Here some modern versions – in their desire to avoid repetitious language – translate this word with different English words and actually miss a key emphasis of the author (see, e.g., the NIV and NASB). But in this instance, at least, the NKJV does better by translating the Hebrew word the same way in both places, enabling us to see how the author applies the remedy to the specific problem mentioned earlier. In this way the Psalmist shows us that the remedy for a soul that clings to the dust is to cling just as tightly to God’s Word! How sad it is when we neglect God’s Word in our times of sorrow and depression! The Psalmist no doubt felt the same temptation, which is why he resolves in this psalm not to neglect God’s Word and constantly asks for God’s help to understand it, to meditate on it, and to live faithfully according to it.

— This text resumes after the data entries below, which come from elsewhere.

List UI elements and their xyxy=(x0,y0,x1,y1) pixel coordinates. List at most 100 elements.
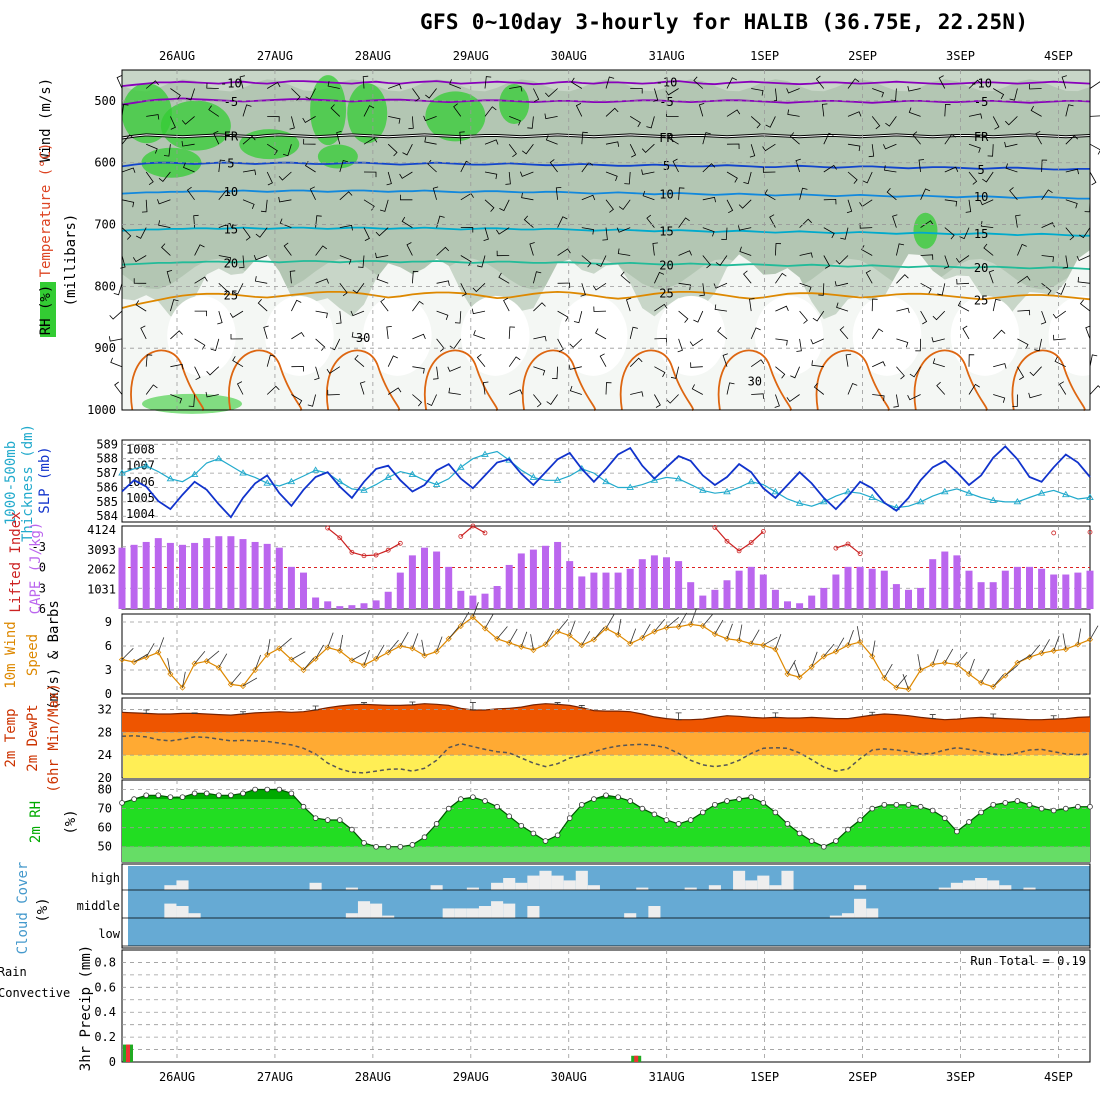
wind-barb xyxy=(483,227,489,241)
cape-bar xyxy=(650,555,658,609)
wind-barb xyxy=(242,199,255,210)
wind-barb xyxy=(775,272,787,284)
rh-marker xyxy=(228,792,234,799)
wind-barb xyxy=(551,366,558,380)
wind-barb xyxy=(379,199,389,212)
wind-barb-10m xyxy=(992,674,1004,688)
wind-barb xyxy=(847,111,862,117)
wind-barb xyxy=(336,130,342,145)
cloud-high-bar xyxy=(757,875,770,890)
thickness-tick-label: 586 xyxy=(96,480,118,494)
wind-barb xyxy=(145,384,158,395)
wind-barb xyxy=(114,381,123,395)
wind-barb xyxy=(896,307,910,314)
wind-barb xyxy=(302,116,316,124)
wind-barb xyxy=(1012,394,1018,407)
wind-barb xyxy=(388,83,402,90)
wind-barb xyxy=(194,366,201,381)
wind-barb xyxy=(1005,116,1018,126)
wind-barb xyxy=(896,366,905,380)
rh-marker xyxy=(216,792,222,799)
cape-bar xyxy=(675,561,683,609)
wind-barb xyxy=(654,303,668,312)
rh-marker xyxy=(457,796,464,802)
rh-marker xyxy=(808,838,815,844)
wind-barb-10m xyxy=(896,675,908,688)
wind-barb-10m xyxy=(182,671,186,688)
wind-barb xyxy=(599,353,607,367)
lifted-index-marker xyxy=(845,541,851,547)
wind-barb xyxy=(992,298,1001,312)
wind-barb xyxy=(672,158,679,173)
wind-barb-10m xyxy=(811,651,818,667)
date-label-top: 4SEP xyxy=(1044,49,1073,63)
rh-marker xyxy=(518,822,525,829)
rh-marker xyxy=(869,805,875,812)
wind-speed-marker xyxy=(1062,646,1069,653)
rh-marker xyxy=(542,838,549,844)
wind-barb xyxy=(533,271,542,284)
wind-barb-10m xyxy=(1053,635,1060,651)
wind-barb xyxy=(158,171,171,182)
wind-barb xyxy=(1078,227,1091,239)
wind-barb xyxy=(449,79,461,89)
thickness-marker xyxy=(336,477,344,485)
wind-speed-marker xyxy=(227,681,234,688)
wind-barb xyxy=(436,215,445,228)
wind-barb xyxy=(533,302,546,312)
cape-bar xyxy=(384,591,392,609)
wind-barb xyxy=(575,103,583,117)
cape-bar xyxy=(348,605,356,609)
isotherm-freezing-inner xyxy=(121,134,1091,139)
cape-bar xyxy=(542,545,549,609)
wind-barb xyxy=(1017,338,1029,350)
wind-barb xyxy=(799,310,808,324)
wind-barb xyxy=(799,252,813,258)
wind-barb xyxy=(121,134,134,145)
thickness-marker xyxy=(142,462,150,469)
wind-speed-marker xyxy=(566,632,573,639)
wind-barb xyxy=(484,76,492,89)
wind-barb xyxy=(871,298,878,312)
wind-speed-marker xyxy=(578,642,585,649)
cloud-high-bar xyxy=(708,885,721,890)
wind-barb-field xyxy=(108,75,1100,408)
wind-barb xyxy=(962,325,970,340)
wind-barb xyxy=(908,107,921,117)
cloud-high-bar xyxy=(309,882,322,890)
cloud-middle-bar xyxy=(829,915,842,918)
wind-barb-10m xyxy=(167,658,171,675)
wind-barb xyxy=(386,326,392,339)
thickness-marker xyxy=(795,499,804,506)
wind-barb xyxy=(652,88,659,102)
wind-barb xyxy=(968,143,981,153)
rh-marker xyxy=(191,790,198,797)
thickness-marker xyxy=(844,487,852,495)
wind-barb xyxy=(140,325,147,340)
isotherm-label: 15 xyxy=(224,222,238,236)
wind-barb xyxy=(386,171,392,186)
wind-barb xyxy=(116,75,123,89)
wind-barb xyxy=(309,186,316,200)
rh-marker xyxy=(433,821,440,827)
wind-barb xyxy=(823,164,837,173)
isotherm-label: -5 xyxy=(659,95,673,109)
wind-barb xyxy=(630,88,643,94)
wind-speed-marker xyxy=(796,674,803,681)
wind-barb-10m xyxy=(194,651,206,664)
ylabel-cape: CAPE (J/kg) xyxy=(28,522,44,615)
wind-barb xyxy=(868,144,875,158)
wind-barb-10m xyxy=(823,643,835,657)
cloud-middle-bar xyxy=(357,901,371,918)
rh-moist-blob xyxy=(142,393,242,414)
wind-barb xyxy=(1041,282,1052,295)
wind-barb xyxy=(920,188,931,200)
wind-barb xyxy=(722,353,728,367)
wind-barb-10m xyxy=(726,623,733,639)
wind-barb xyxy=(1035,130,1042,145)
wind-barb xyxy=(110,357,123,368)
wind-barb-10m xyxy=(678,612,687,627)
wind-barb xyxy=(629,357,643,367)
wind-barb xyxy=(520,171,534,177)
wind-barb xyxy=(161,243,171,256)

I think this is also why the Psalmist cries out, “O LORD, do not put me to shame!” He does not want to experience the shame that will come from abandoning God’s way and God’s Word in the midst of his depression. Apparently, the only thing worse for him than the terrible sorrow he is feeling would be to falter in his walk with God and in his witness for God.
NKJ Psalm 119:32 “I will run the course [דֶּרֶךְ, derek, way or path] of Your commandments, for You shall enlarge [רָחַב , rāḥaḇ] my heart.”
Here again the Psalmist uses metaphorical language, this time to describe his resolve and his confidence that God will indeed answer his prayer and enable him to live as he should. In the first line he says not just that he will walk in the way or path of the God’s commandments, but that he will run in them! But what does a person in ancient Israel need if he is going to run along the mountainous terrain? He needs a large or wide path! And this is what leads to the metaphor in the next line, where the NKJV has quite literally translated it, “for You shall enlarge my heart” (see also the ESV and NASB). The Complete Word Study Dictionary says of the Hebrew word that it is:
A verb indicating to enlarge, to extend; to open wide. It means to gain living space, territory (Gen 26:22); especially as the work of the Lord (Exo 34:24; Deu 12:20; 19:8). The psalmists praise God for enlarging them, giving them strength (2 Sam 22:37). It is used of giving a person space, relief in a time of danger (Psa 4:1). (e-Sword)
Here the Psalmist seems to have in mind the idea that God will enlarge his heart so that it will be big enough to take in all the teaching of His Word and so that it will increase in its ability to live in accordance with it. The point the Psalmist is making here is clear enough, namely that he will be very successful navigating the course of his life in accordance with God’s Word because he knows God will help him by giving him the heart to do so. This, he believes, will be the best medicine for his depression, a life lived in increasing faithfulness to God. I hope we will learn the same lesson. I hope we will learn that, especially when we are depressed, our greatest need is to seek God in prayer and ask His mercy and help to depend upon His Word rather than allowing our our feelings or circumstances to distract us from it.